Traduction par Ely Halpérine-Kaminsky.
Marpon & Flammarion (p. 21-24).


III


« Comment faire connaissance avec eux ! » Telle fut à mon réveil ma première pensée.

Avant le thé, je descendis dans le jardin, mais sans m’approcher trop près de la haie, et je ne vis personne. Après le thé, je passai plusieurs fois dans la rue devant la façade de nos voisins, et, de loin, je jetai des coups d’œil furtifs vers leurs fenêtres… Il me sembla que son visage à elle était derrière le rideau et, effrayé, je m’éloignai au plus vite.

« Cependant, il faut quand même faire connaissance, » pensai-je, en errant sans but à travers la plaine sablonneuse qui s’étendait jusqu’au pied du mur d’enceinte.

« Mais comment ? Voilà la question. »

Je repassais dans mon esprit les moindres détails de notre rencontre de la veille ; je ne sais pas pourquoi, mais ce qui se représentait le plus souvent, c’était son rire au moment où elle s’était moquée de moi… et tandis que je m’agitais, et combinais différents projets, le sort avait déjà travaillé en ma faveur.

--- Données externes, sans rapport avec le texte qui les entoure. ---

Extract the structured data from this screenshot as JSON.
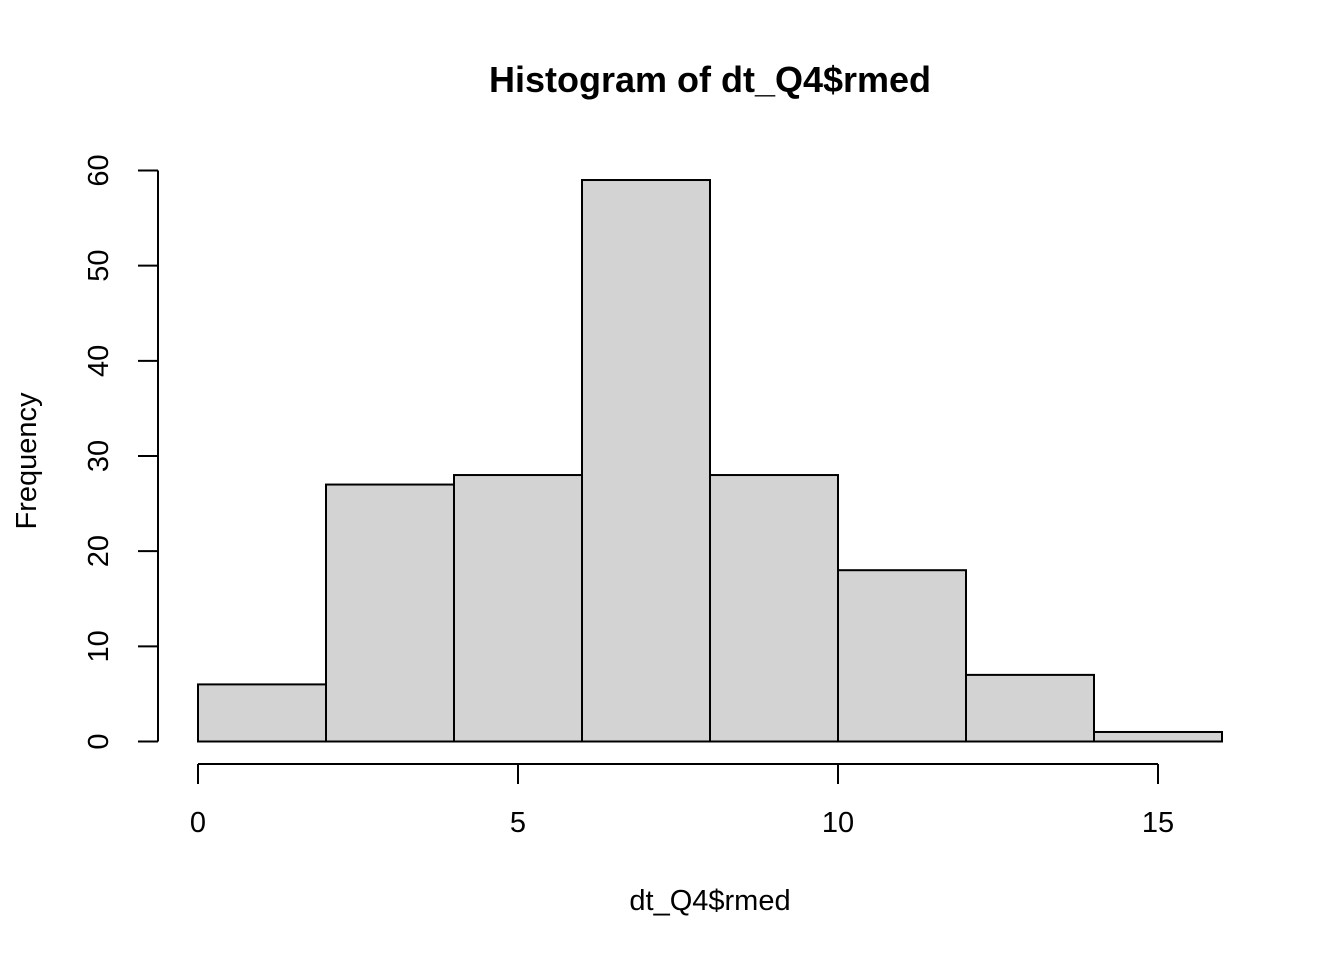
{
  "chart_data": {
    "type": "bar",
    "title": "Histogram of dt_Q4$rmed",
    "xlabel": "dt_Q4$rmed",
    "ylabel": "Frequency",
    "bins": [
      {
        "start": 0,
        "end": 2,
        "count": 6
      },
      {
        "start": 2,
        "end": 4,
        "count": 27
      },
      {
        "start": 4,
        "end": 6,
        "count": 28
      },
      {
        "start": 6,
        "end": 8,
        "count": 59
      },
      {
        "start": 8,
        "end": 10,
        "count": 28
      },
      {
        "start": 10,
        "end": 12,
        "count": 18
      },
      {
        "start": 12,
        "end": 14,
        "count": 7
      },
      {
        "start": 14,
        "end": 16,
        "count": 1
      }
    ],
    "xlim": [
      0,
      16
    ],
    "ylim": [
      0,
      60
    ],
    "x_ticks": [
      0,
      5,
      10,
      15
    ],
    "x_tick_labels": [
      "0",
      "5",
      "10",
      "15"
    ],
    "y_ticks": [
      0,
      10,
      20,
      30,
      40,
      50,
      60
    ],
    "y_tick_labels": [
      "0",
      "10",
      "20",
      "30",
      "40",
      "50",
      "60"
    ],
    "grid": false,
    "bar_fill": "#d3d3d3",
    "bar_stroke": "#000000"
  }
}
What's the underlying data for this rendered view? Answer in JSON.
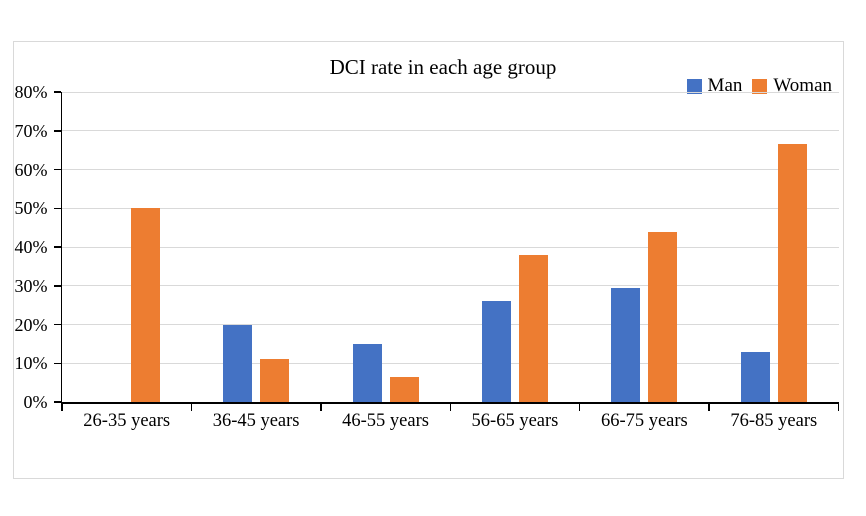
{
  "chart_data": {
    "type": "bar",
    "title": "DCI rate in each age group",
    "categories": [
      "26-35 years",
      "36-45 years",
      "46-55 years",
      "56-65 years",
      "66-75 years",
      "76-85 years"
    ],
    "series": [
      {
        "name": "Man",
        "color": "#4472C4",
        "values": [
          0,
          20,
          15,
          26,
          29.5,
          13
        ]
      },
      {
        "name": "Woman",
        "color": "#ED7D31",
        "values": [
          50,
          11,
          6.5,
          38,
          44,
          66.5
        ]
      }
    ],
    "xlabel": "",
    "ylabel": "",
    "ylim": [
      0,
      80
    ],
    "ytick_step": 10,
    "ytick_labels": [
      "0%",
      "10%",
      "20%",
      "30%",
      "40%",
      "50%",
      "60%",
      "70%",
      "80%"
    ],
    "grid": true,
    "legend_position": "top-right",
    "colors": {
      "gridline": "#d9d9d9",
      "axis": "#000000",
      "frame_border": "#d9d9d9",
      "background": "#ffffff"
    }
  }
}
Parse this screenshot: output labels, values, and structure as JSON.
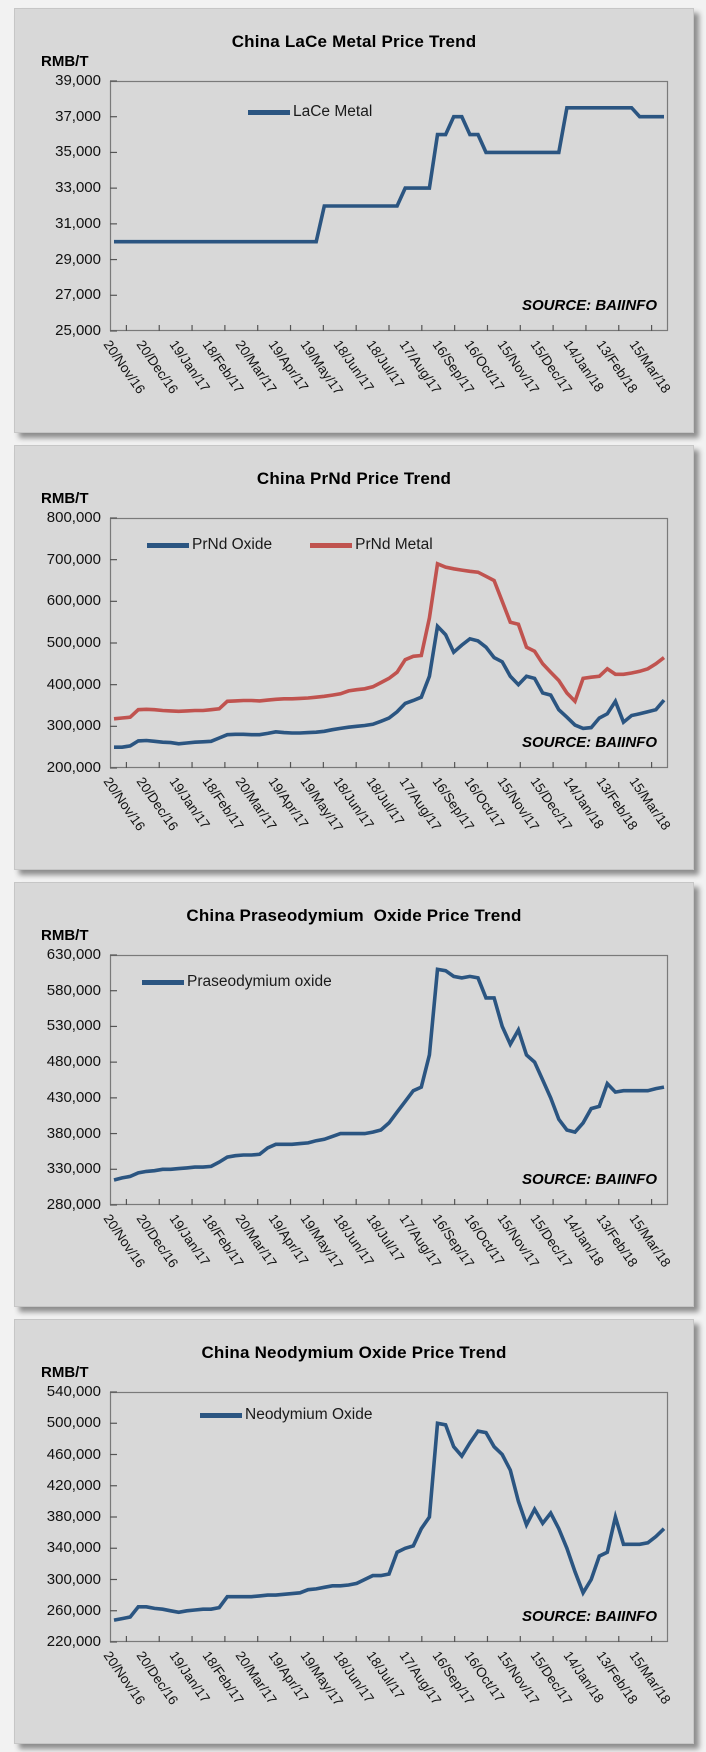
{
  "page": {
    "background": "#f2f2f2",
    "panel_background": "#d8d8d8"
  },
  "labels": {
    "unit": "RMB/T",
    "source": "SOURCE: BAIINFO"
  },
  "colors": {
    "series_blue": "#2b5581",
    "series_red": "#c0534f",
    "plot_border": "#7a7a7a",
    "tick": "#555555"
  },
  "chart_data": [
    {
      "type": "line",
      "title": "China LaCe Metal Price Trend",
      "ylabel": "RMB/T",
      "ylim": [
        25000,
        39000
      ],
      "ytick_step": 2000,
      "ytick_labels": [
        "39,000",
        "37,000",
        "35,000",
        "33,000",
        "31,000",
        "29,000",
        "27,000",
        "25,000"
      ],
      "grid": false,
      "legend_position": "inside-top",
      "source": "SOURCE: BAIINFO",
      "categories": [
        "20/Nov/16",
        "20/Dec/16",
        "19/Jan/17",
        "18/Feb/17",
        "20/Mar/17",
        "19/Apr/17",
        "19/May/17",
        "18/Jun/17",
        "18/Jul/17",
        "17/Aug/17",
        "16/Sep/17",
        "16/Oct/17",
        "15/Nov/17",
        "15/Dec/17",
        "14/Jan/18",
        "13/Feb/18",
        "15/Mar/18"
      ],
      "series": [
        {
          "name": "LaCe Metal",
          "color": "#2b5581",
          "values": [
            30000,
            30000,
            30000,
            30000,
            30000,
            30000,
            30000,
            30000,
            30000,
            30000,
            30000,
            30000,
            30000,
            30000,
            30000,
            30000,
            30000,
            30000,
            30000,
            30000,
            30000,
            30000,
            30000,
            30000,
            30000,
            30000,
            32000,
            32000,
            32000,
            32000,
            32000,
            32000,
            32000,
            32000,
            32000,
            32000,
            33000,
            33000,
            33000,
            33000,
            36000,
            36000,
            37000,
            37000,
            36000,
            36000,
            35000,
            35000,
            35000,
            35000,
            35000,
            35000,
            35000,
            35000,
            35000,
            35000,
            37500,
            37500,
            37500,
            37500,
            37500,
            37500,
            37500,
            37500,
            37500,
            37000,
            37000,
            37000,
            37000
          ]
        }
      ]
    },
    {
      "type": "line",
      "title": "China PrNd Price Trend",
      "ylabel": "RMB/T",
      "ylim": [
        200000,
        800000
      ],
      "ytick_step": 100000,
      "ytick_labels": [
        "800,000",
        "700,000",
        "600,000",
        "500,000",
        "400,000",
        "300,000",
        "200,000"
      ],
      "grid": false,
      "legend_position": "inside-top",
      "source": "SOURCE: BAIINFO",
      "categories": [
        "20/Nov/16",
        "20/Dec/16",
        "19/Jan/17",
        "18/Feb/17",
        "20/Mar/17",
        "19/Apr/17",
        "19/May/17",
        "18/Jun/17",
        "18/Jul/17",
        "17/Aug/17",
        "16/Sep/17",
        "16/Oct/17",
        "15/Nov/17",
        "15/Dec/17",
        "14/Jan/18",
        "13/Feb/18",
        "15/Mar/18"
      ],
      "series": [
        {
          "name": "PrNd Oxide",
          "color": "#2b5581",
          "values": [
            250000,
            250000,
            253000,
            265000,
            266000,
            264000,
            262000,
            261000,
            258000,
            260000,
            262000,
            263000,
            264000,
            272000,
            280000,
            281000,
            281000,
            280000,
            280000,
            283000,
            287000,
            285000,
            284000,
            284000,
            285000,
            286000,
            288000,
            292000,
            295000,
            298000,
            300000,
            302000,
            305000,
            312000,
            320000,
            335000,
            355000,
            362000,
            370000,
            420000,
            540000,
            520000,
            478000,
            495000,
            510000,
            505000,
            490000,
            465000,
            455000,
            420000,
            400000,
            420000,
            415000,
            380000,
            375000,
            340000,
            322000,
            303000,
            295000,
            297000,
            320000,
            330000,
            360000,
            310000,
            326000,
            330000,
            335000,
            340000,
            363000
          ]
        },
        {
          "name": "PrNd Metal",
          "color": "#c0534f",
          "values": [
            318000,
            320000,
            322000,
            340000,
            341000,
            340000,
            338000,
            337000,
            336000,
            337000,
            338000,
            338000,
            340000,
            342000,
            360000,
            361000,
            362000,
            362000,
            361000,
            363000,
            365000,
            366000,
            366000,
            367000,
            368000,
            370000,
            372000,
            375000,
            378000,
            385000,
            388000,
            390000,
            395000,
            405000,
            415000,
            430000,
            460000,
            468000,
            470000,
            560000,
            690000,
            682000,
            678000,
            675000,
            672000,
            670000,
            660000,
            650000,
            600000,
            550000,
            545000,
            490000,
            480000,
            450000,
            430000,
            410000,
            380000,
            360000,
            415000,
            418000,
            420000,
            438000,
            425000,
            425000,
            428000,
            432000,
            438000,
            450000,
            465000
          ]
        }
      ]
    },
    {
      "type": "line",
      "title": "China Praseodymium  Oxide Price Trend",
      "ylabel": "RMB/T",
      "ylim": [
        280000,
        630000
      ],
      "ytick_step": 50000,
      "ytick_labels": [
        "630,000",
        "580,000",
        "530,000",
        "480,000",
        "430,000",
        "380,000",
        "330,000",
        "280,000"
      ],
      "grid": false,
      "legend_position": "inside-top",
      "source": "SOURCE: BAIINFO",
      "categories": [
        "20/Nov/16",
        "20/Dec/16",
        "19/Jan/17",
        "18/Feb/17",
        "20/Mar/17",
        "19/Apr/17",
        "19/May/17",
        "18/Jun/17",
        "18/Jul/17",
        "17/Aug/17",
        "16/Sep/17",
        "16/Oct/17",
        "15/Nov/17",
        "15/Dec/17",
        "14/Jan/18",
        "13/Feb/18",
        "15/Mar/18"
      ],
      "series": [
        {
          "name": "Praseodymium oxide",
          "color": "#2b5581",
          "values": [
            315000,
            318000,
            320000,
            325000,
            327000,
            328000,
            330000,
            330000,
            331000,
            332000,
            333000,
            333000,
            334000,
            340000,
            347000,
            349000,
            350000,
            350000,
            351000,
            360000,
            365000,
            365000,
            365000,
            366000,
            367000,
            370000,
            372000,
            376000,
            380000,
            380000,
            380000,
            380000,
            382000,
            385000,
            395000,
            410000,
            425000,
            440000,
            445000,
            490000,
            610000,
            608000,
            600000,
            598000,
            600000,
            598000,
            570000,
            570000,
            530000,
            505000,
            525000,
            490000,
            480000,
            455000,
            430000,
            400000,
            385000,
            382000,
            395000,
            415000,
            418000,
            450000,
            438000,
            440000,
            440000,
            440000,
            440000,
            443000,
            445000
          ]
        }
      ]
    },
    {
      "type": "line",
      "title": "China Neodymium Oxide Price Trend",
      "ylabel": "RMB/T",
      "ylim": [
        220000,
        540000
      ],
      "ytick_step": 40000,
      "ytick_labels": [
        "540,000",
        "500,000",
        "460,000",
        "420,000",
        "380,000",
        "340,000",
        "300,000",
        "260,000",
        "220,000"
      ],
      "grid": false,
      "legend_position": "inside-top",
      "source": "SOURCE: BAIINFO",
      "categories": [
        "20/Nov/16",
        "20/Dec/16",
        "19/Jan/17",
        "18/Feb/17",
        "20/Mar/17",
        "19/Apr/17",
        "19/May/17",
        "18/Jun/17",
        "18/Jul/17",
        "17/Aug/17",
        "16/Sep/17",
        "16/Oct/17",
        "15/Nov/17",
        "15/Dec/17",
        "14/Jan/18",
        "13/Feb/18",
        "15/Mar/18"
      ],
      "series": [
        {
          "name": "Neodymium Oxide",
          "color": "#2b5581",
          "values": [
            248000,
            250000,
            252000,
            265000,
            265000,
            263000,
            262000,
            260000,
            258000,
            260000,
            261000,
            262000,
            262000,
            264000,
            278000,
            278000,
            278000,
            278000,
            279000,
            280000,
            280000,
            281000,
            282000,
            283000,
            287000,
            288000,
            290000,
            292000,
            292000,
            293000,
            295000,
            300000,
            305000,
            305000,
            307000,
            335000,
            340000,
            343000,
            365000,
            380000,
            500000,
            498000,
            470000,
            458000,
            475000,
            490000,
            488000,
            470000,
            460000,
            440000,
            400000,
            370000,
            390000,
            372000,
            385000,
            365000,
            340000,
            310000,
            283000,
            300000,
            330000,
            335000,
            380000,
            345000,
            345000,
            345000,
            347000,
            355000,
            365000
          ]
        }
      ]
    }
  ]
}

En mon absence, ma mère avait reçu de la nouvelle voisine une lettre sur papier gris, fermée par un pain à cacheter brun, de ces pains qu’on emploie seulement dans les bureaux de poste, ou pour les bouchons d’un vin bon marché. Dans cette lettre écrite en langue incorrecte, et d’une plume négligée, la princesse priait ma mère de lui accorder sa protection : ma mère, au dire de la princesse, était en bonnes relations avec des personnages importants dans les mains desquels se trouvait la destinée de la princesse et de ses enfants ; et elle avait, paraît-il, de très importants procès qui dépendaient d’eux.

« Je ma dresse à vous, écrivait-elle, comme une dame noble à une dame noble, et de plu il mé t’arégable de profité de cet ocassion. »

En terminant, elle demandait à ma mère la permission de se présenter.

Je trouvai ma mère de mauvaise humeur : mon père n’était pas à la maison et, par conséquent, elle n’avait personne à qui demander conseil. Ne pas répondre à « une dame noble » et encore à une princesse, était impossible. Mais elle ne savait pas non plus comment lui répondre. Lui écrire un billet en français lui semblait déplacé. Quant à l’orthographe russe, ma mère, à son tour, n’était pas bien forte ; elle s’en rendait compte et ne voulait pas se compromettre.

Elle se réjouit de mon arrivée et m’ordonna d’aller aussitôt chez la princesse et de lui expliquer de vive voix qu’elle était toujours prête à être utile à Son Excellence et la priait de venir la voir vers une heure.

L’accomplissement, aussi inattendu et aussi rapide, de mes désirs les plus secrets me réjouit et m’effraya à la fois. Cependant je ne laissai pas voir mon trouble et je montai dans ma chambre pour mettre ma nouvelle cravate et mon veston : à la maison, je portais encore la veste courte et le grand col rabattu, quoique cela commençât à me déplaire.